It's the second consecutive year that a painting from Jim Thorpe artist Joel Le Bow has been selected for Pennsylvania Museum's Art of the State exhibit.
Is Le Bow happy?
"Being selected is better than being turned down," Le Bow said. "But overall, it's been a difficult year as an artist."
Although the recession has bottomed and a recovery has begun, art has not seen a recovery. In terms of sales, Le Bow calls this his "worse year ever." Since art is an investment rather than a necessity, people are waiting for a full recovery before opening their pocketbooks to invest in art.
This year, Le Bow submitted five paintings, as images on a compact disc. Shopping With a Forgotten List was selected. It was one of 150 pieces, and the only submission from Carbon County, selected from nearly 2,200 submissions.
"Shopping With a Forgotten List has a provocative title," said LeBow. "People use the title to get an impression of what I am talking about. It is like a shorthand.
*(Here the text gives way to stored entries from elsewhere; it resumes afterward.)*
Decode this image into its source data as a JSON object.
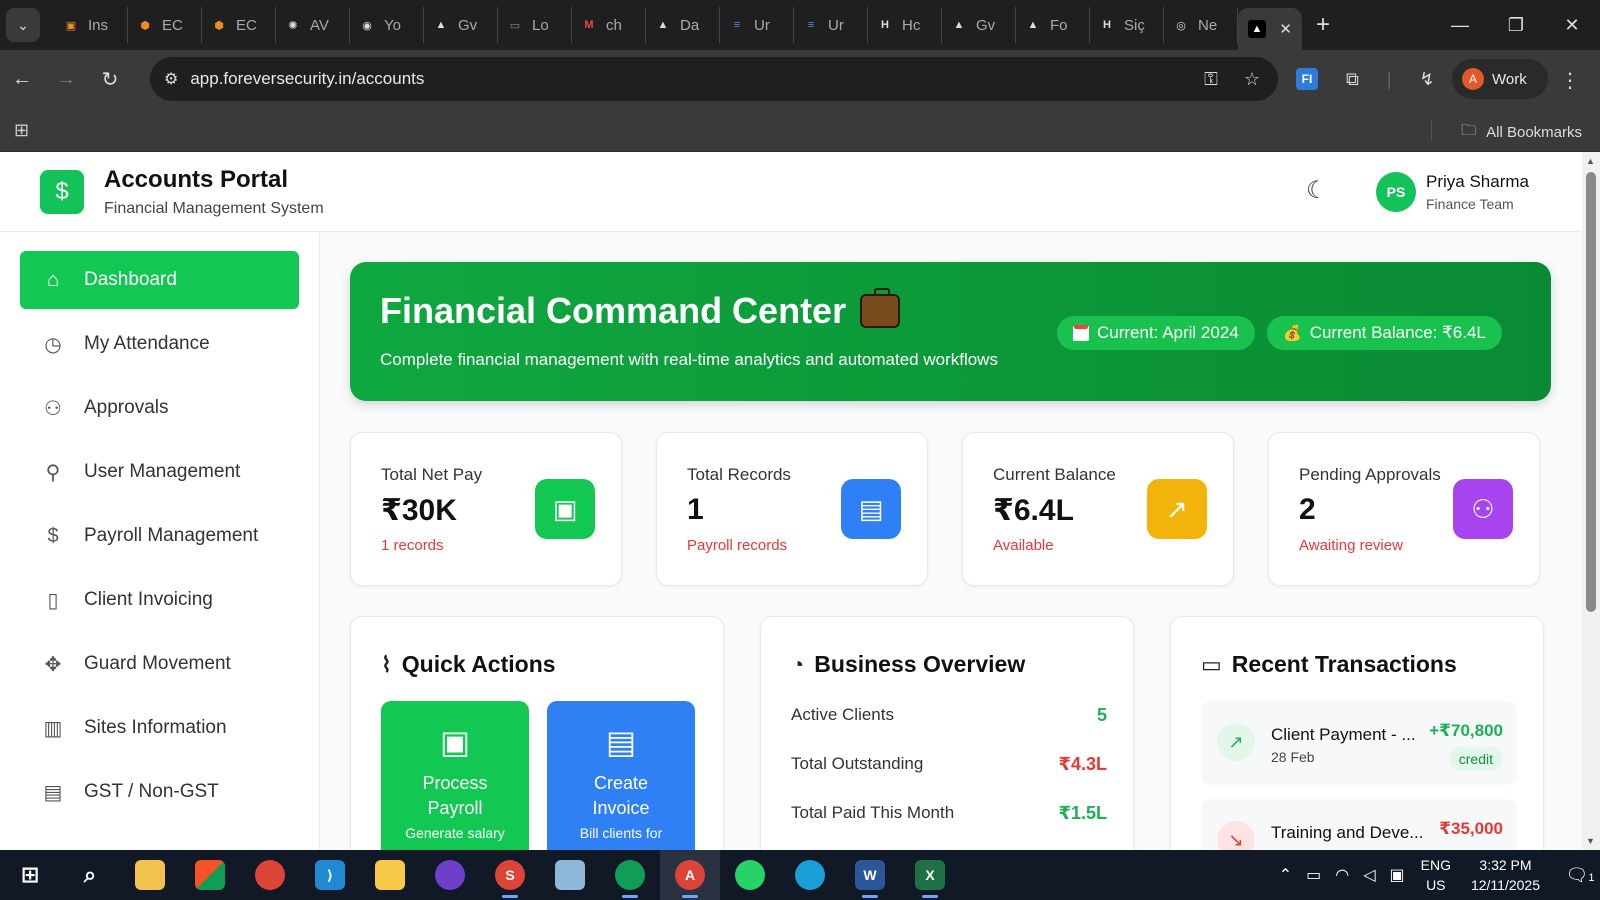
{
  "browser": {
    "tabs": [
      {
        "label": "Ins",
        "icon": "orange-square",
        "color": "#f08a24"
      },
      {
        "label": "EC",
        "icon": "aws-cube",
        "color": "#f08a24"
      },
      {
        "label": "EC",
        "icon": "aws-cube",
        "color": "#f08a24"
      },
      {
        "label": "AV",
        "icon": "openai-icon",
        "color": "#ddd"
      },
      {
        "label": "Yo",
        "icon": "github-icon",
        "color": "#ddd"
      },
      {
        "label": "Gv",
        "icon": "triangle-icon",
        "color": "#ddd"
      },
      {
        "label": "Lo",
        "icon": "gmx-icon",
        "color": "#888"
      },
      {
        "label": "ch",
        "icon": "gmail-icon",
        "color": "#e44"
      },
      {
        "label": "Da",
        "icon": "triangle-icon",
        "color": "#ddd"
      },
      {
        "label": "Ur",
        "icon": "docs-icon",
        "color": "#4a8af4"
      },
      {
        "label": "Ur",
        "icon": "docs-icon",
        "color": "#4a8af4"
      },
      {
        "label": "Hc",
        "icon": "h-icon",
        "color": "#ddd"
      },
      {
        "label": "Gv",
        "icon": "triangle-icon",
        "color": "#ddd"
      },
      {
        "label": "Fo",
        "icon": "triangle-icon",
        "color": "#ddd"
      },
      {
        "label": "Siç",
        "icon": "h-icon",
        "color": "#ddd"
      },
      {
        "label": "Ne",
        "icon": "chrome-icon",
        "color": "#ddd"
      }
    ],
    "url": "app.foreversecurity.in/accounts",
    "profile_label": "Work",
    "profile_initial": "A",
    "all_bookmarks": "All Bookmarks"
  },
  "header": {
    "logo_symbol": "$",
    "title": "Accounts Portal",
    "subtitle": "Financial Management System",
    "user_initials": "PS",
    "user_name": "Priya Sharma",
    "user_role": "Finance Team"
  },
  "sidebar": {
    "items": [
      {
        "label": "Dashboard",
        "icon": "home-icon",
        "active": true
      },
      {
        "label": "My Attendance",
        "icon": "clock-icon"
      },
      {
        "label": "Approvals",
        "icon": "users-icon"
      },
      {
        "label": "User Management",
        "icon": "user-plus-icon"
      },
      {
        "label": "Payroll Management",
        "icon": "dollar-icon"
      },
      {
        "label": "Client Invoicing",
        "icon": "book-icon"
      },
      {
        "label": "Guard Movement",
        "icon": "move-icon"
      },
      {
        "label": "Sites Information",
        "icon": "map-icon"
      },
      {
        "label": "GST / Non-GST",
        "icon": "file-text-icon"
      }
    ]
  },
  "hero": {
    "title": "Financial Command Center",
    "subtitle": "Complete financial management with real-time analytics and automated workflows",
    "current_period": "Current: April 2024",
    "current_balance": "Current Balance: ₹6.4L"
  },
  "stats": [
    {
      "label": "Total Net Pay",
      "value": "₹30K",
      "note": "1 records",
      "icon": "wallet-icon",
      "color": "#12c853"
    },
    {
      "label": "Total Records",
      "value": "1",
      "note": "Payroll records",
      "icon": "clipboard-icon",
      "color": "#2f7ff5"
    },
    {
      "label": "Current Balance",
      "value": "₹6.4L",
      "note": "Available",
      "icon": "trending-up-icon",
      "color": "#f2b40b"
    },
    {
      "label": "Pending Approvals",
      "value": "2",
      "note": "Awaiting review",
      "icon": "users-icon",
      "color": "#a843f0"
    }
  ],
  "quick_actions": {
    "title": "Quick Actions",
    "buttons": [
      {
        "title": "Process Payroll",
        "subtitle": "Generate salary",
        "icon": "wallet-icon",
        "color": "#12c853"
      },
      {
        "title": "Create Invoice",
        "subtitle": "Bill clients for",
        "icon": "file-text-icon",
        "color": "#2f7ff5"
      }
    ]
  },
  "business_overview": {
    "title": "Business Overview",
    "rows": [
      {
        "label": "Active Clients",
        "value": "5",
        "color": "#1db056"
      },
      {
        "label": "Total Outstanding",
        "value": "₹4.3L",
        "color": "#e53935"
      },
      {
        "label": "Total Paid This Month",
        "value": "₹1.5L",
        "color": "#1db056"
      }
    ]
  },
  "recent_transactions": {
    "title": "Recent Transactions",
    "items": [
      {
        "name": "Client Payment - ...",
        "date": "28 Feb",
        "amount": "+₹70,800",
        "type": "credit",
        "color": "#1db056"
      },
      {
        "name": "Training and Deve...",
        "date": "",
        "amount": "₹35,000",
        "type": "",
        "color": "#e53935"
      }
    ]
  },
  "taskbar": {
    "lang_top": "ENG",
    "lang_bottom": "US",
    "time": "3:32 PM",
    "date": "12/11/2025",
    "notif_count": "1"
  }
}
"At first, it looks like an abstraction. Once you look at it awhile, you begin to see things within it. It represents something between the idea of just using paint as abstract expressionism, and painting with the idea that there is depth almost a sense of perspective," he added.
"You begin to see figures. I'm always amused when people look at it some see a sailboat, a bridge, or people walking by a river. This painting gives the effect of somebody with a whole lot of stuff that they were carrying or pushing in the midst. The interpretation is guided by the title. To some extent, I don't like titles. This one I did like the title. That's what it meant to me."
Le Bow completed Shopping With a Forgotten List six months ago. It is oil on a canvas measuring 40 inches high and 30 inches wide.
"I worked very hard until I got a composition and I knew then that the painting will work, and the eye would move around," Le Bow explained.
"I do studies, I have an idea in my mind, and I develop as it goes," he said. "I draw a little ball point pen sketch so I don't come untethered. My sketch controls the composition.
"Some put a streak of paint to see if it works. I don't work that way. It's very disingenuous. It would make me uncomfortable every time I looked at it."
Le Bow, 78, has become increasingly focused on composition. He is both older, and is recovering from eye and arm problems.
"As you get older, you start to spot where compositions don't work," Le Bow said. "It's like a symphony orchestra playing the wrong note. I have to be sincere with myself and control the composition from the beginning. The first person I have to satisfy is myself. I need to have the composition worked out before starting."
The tough economy has also affected the costs to exhibit. In prior years, the artist would ship the work via Fed Ex to the museum and the museum would ship it back. Because of the Pennsylvania budget crunch, they are not promising to be able to afford to pay the return shipment.
So, in effect, there is a cost to being selected. Besides the costs of shipping, Le Bow and the others selected are invited to a reception in Harrisburg.
He is feeling reluctant to go as he feels he is getting too old to stay until the event ends at 9 p.m. and then drive home to Carbon County. Likewise, staying over in Harrisburg would make the event that much more expensive.